Kids thrive on routine just like adults do. One thing I love about the school year is that our whole family gets into a better routine when the kids are. I am better at getting things done, getting my exercise in, and checking off my to-do list.
My kids are better about getting going in the mornings, eating dinner well, and going to bed quickly. But, I miss my time to talk to them all day! Getting kids to open up about their school day can be tough, but here are a few ways to help them do so.
Eliminate Distractions: If you really want your kids to talk, you are going to need their undivided attention. But, the rules apply to you to. Right after school give your child a chance to connect by keeping the tv off, putting phones way, and just being together. With distractions removed you are both ready to really engage in conversation.
Ask questions: I think all parents start with, “How was your day?” only to be met with cookie cutter answers like, “Fine.” Try being more specific. Try jogging their memory or finding something about their day that really speaks interest. Some ideas might be:
- What did you do first?
- What did you play at recess?
- Who did you sit with at lunch?
- How was math today?
- Did you get to go to the library?
- Who made you laugh today?
Listen for answers: I mean, really LISTEN. Ask more questions. “Oh, you got to go to PE today? I know last week you were really hoping that you guys would play soccer, have you had a chance to yet?” Get them excited about something and run with it.
The more they talk, the easier it will be to move to new subjects or get more details. The most important thing you can do is show them that what they are saying is important to you.

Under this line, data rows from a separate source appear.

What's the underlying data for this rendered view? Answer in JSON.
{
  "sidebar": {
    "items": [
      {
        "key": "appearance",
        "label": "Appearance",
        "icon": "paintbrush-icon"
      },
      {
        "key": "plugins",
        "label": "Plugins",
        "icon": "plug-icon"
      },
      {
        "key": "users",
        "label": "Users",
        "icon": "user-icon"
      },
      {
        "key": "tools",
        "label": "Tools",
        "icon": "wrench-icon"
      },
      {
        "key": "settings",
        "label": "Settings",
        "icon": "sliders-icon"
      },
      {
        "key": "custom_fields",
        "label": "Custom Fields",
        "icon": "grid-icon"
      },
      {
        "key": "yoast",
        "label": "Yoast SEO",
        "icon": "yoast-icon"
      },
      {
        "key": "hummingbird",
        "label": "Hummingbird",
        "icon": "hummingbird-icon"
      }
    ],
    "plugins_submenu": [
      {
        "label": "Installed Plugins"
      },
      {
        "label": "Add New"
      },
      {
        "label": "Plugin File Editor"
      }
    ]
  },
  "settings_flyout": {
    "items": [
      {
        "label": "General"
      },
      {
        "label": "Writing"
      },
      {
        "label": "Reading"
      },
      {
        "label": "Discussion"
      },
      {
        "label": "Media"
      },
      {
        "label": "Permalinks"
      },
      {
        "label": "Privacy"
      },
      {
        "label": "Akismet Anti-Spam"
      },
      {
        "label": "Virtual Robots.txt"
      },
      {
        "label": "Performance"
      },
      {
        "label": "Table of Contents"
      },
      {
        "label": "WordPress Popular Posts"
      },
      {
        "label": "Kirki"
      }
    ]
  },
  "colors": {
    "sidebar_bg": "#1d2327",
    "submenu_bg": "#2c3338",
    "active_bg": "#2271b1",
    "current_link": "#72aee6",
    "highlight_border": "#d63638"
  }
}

We have all been in the situation where you get stuck in a never ending story of he said, she said, that seems to be pointless. To your child, these are funny or great things that happened to them.
No matter how irrelevant they may seem to you, they can tell when you are listening and they can tell when you are tuning them out. Remember things they have said, follow up on subjects you talked about earlier in the week, they will notice that you are paying attention. They will begin to feel more comfortable opening up.
Talk About Your Day: When you are catching up with a friend, you don’t just talk about one friend or the other. You exchange conversation back and forth. Your kids are people!
Treat these talks like you are sitting down with your best friends over dinner. “That is so funny, I ran to the store today and guess what happened…” You have to model proper conversation with your child, they will take their cues from you.
Make It Routine: Me and my kids sit down for a snack right after we walk in the door from school. We do it every single day. My kids know to head right to the table where we chat and eat together! I look forward to this time. It gives us a time to connect and a time to refuel for the rest of the day.